L’Union européenne grandit dans les crises. Ce slogan quelque peu usé pourrait laisser place à un autre : l’Union européenne meurt de la crise. La plus chaude est sans conteste l’immigration qui met à mal la cohésion européenne depuis de longs mois. Un accord vient toutefois d’être conclu à Bruxelles entre les vingt-huit. Les responsables politiques se réjouissent, mais le problème semble loin d’être réglé.  

« L’Italie n’est plus seule » ! Le cri de victoire lancé par le président du Conseil italien est aussi celui de tous les membres de l’Union européenne qui se plaignent de la politique migratoire de Bruxelles depuis des mois. C’est aussi le message de pays comme la France et l’Allemagne qui ont veillé à ne pas laisser la machine européenne exploser en raison de deux visions diamétralement opposées. Un accord a donc été arraché au bout de la nuit et les dirigeants européens se sont congratulés longuement. Une sortie de crise a été trouvée, mais cette solution cache des non-dits et des problèmes qui ne tarderont pas à frapper à la porte de l’Union.

L’accord en question prévoit la création de « centres contrôlés » qui seront installés dans différents pays européens « sur la base du volontariat ». Les migrants éligibles à l’asile pourront alors être répartis dans d’autres centres toujours sur la base du volontariat. L’idée est de désengorger l’Italie et de montrer à ce pays qu’elle bénéficie de la solidarité européenne. Mais le concept de « centre contrôlé » reste encore flou et le volontariat n’attire pas beaucoup de pays. La problématique de l’immigration envenime aussi les débats nationaux et accueillir plus de réfugiés peut se révéler politiquement très coûteux.

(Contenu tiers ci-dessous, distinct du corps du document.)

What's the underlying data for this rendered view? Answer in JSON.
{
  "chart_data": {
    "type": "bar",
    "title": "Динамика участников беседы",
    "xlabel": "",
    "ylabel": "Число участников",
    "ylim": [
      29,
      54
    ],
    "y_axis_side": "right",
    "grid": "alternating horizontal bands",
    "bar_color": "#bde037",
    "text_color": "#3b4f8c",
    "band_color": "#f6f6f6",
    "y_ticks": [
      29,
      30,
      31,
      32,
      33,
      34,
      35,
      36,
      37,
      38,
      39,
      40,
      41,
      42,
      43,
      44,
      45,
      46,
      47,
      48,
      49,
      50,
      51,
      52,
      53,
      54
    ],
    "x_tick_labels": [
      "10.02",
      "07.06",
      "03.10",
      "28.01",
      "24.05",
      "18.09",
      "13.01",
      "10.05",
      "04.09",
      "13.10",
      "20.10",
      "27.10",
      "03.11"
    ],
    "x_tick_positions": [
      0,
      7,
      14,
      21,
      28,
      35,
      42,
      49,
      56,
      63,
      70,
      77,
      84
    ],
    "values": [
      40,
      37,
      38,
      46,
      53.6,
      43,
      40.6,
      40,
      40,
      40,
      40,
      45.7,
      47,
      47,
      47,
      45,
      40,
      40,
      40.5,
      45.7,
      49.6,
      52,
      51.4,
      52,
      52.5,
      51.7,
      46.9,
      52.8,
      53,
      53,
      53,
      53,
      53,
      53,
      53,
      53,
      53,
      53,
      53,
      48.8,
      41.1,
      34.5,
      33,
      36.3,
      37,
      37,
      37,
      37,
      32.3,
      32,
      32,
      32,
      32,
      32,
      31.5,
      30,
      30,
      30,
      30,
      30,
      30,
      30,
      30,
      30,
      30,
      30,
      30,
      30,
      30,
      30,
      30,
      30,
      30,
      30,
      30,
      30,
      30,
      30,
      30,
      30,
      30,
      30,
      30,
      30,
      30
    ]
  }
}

Un autre concept – celui de plateformes de débarquement hors de l’UE – a également été évoqué de nouveau sans qu’il ne soit vraiment éclairci. Il ne suscite pas d’enthousiasme à tel point que le Maroc et l’Albanie ont déjà décliné l’idée d’accueillir de telles plateformes sur leur territoire. Si Emmanuel Macron et les autres chefs d’Etat et de gouvernement peuvent se féliciter d’une « coopération européenne qui l’a emporté sur des solutions nationales qui n’auraient été ni efficaces, ni durables », il n’en reste pas moins que la question migratoire n’est pas résolue.

L’accord bruxellois ressemble plus à un paravent pour cacher les discordes qu’à une politique forte et décisive pour régler une situation devenue critique. L’été risque donc d’accoucher de plusieurs crises et de leur violence dépendra en partie l’avenir d’une Union européenne qui reste très divisée.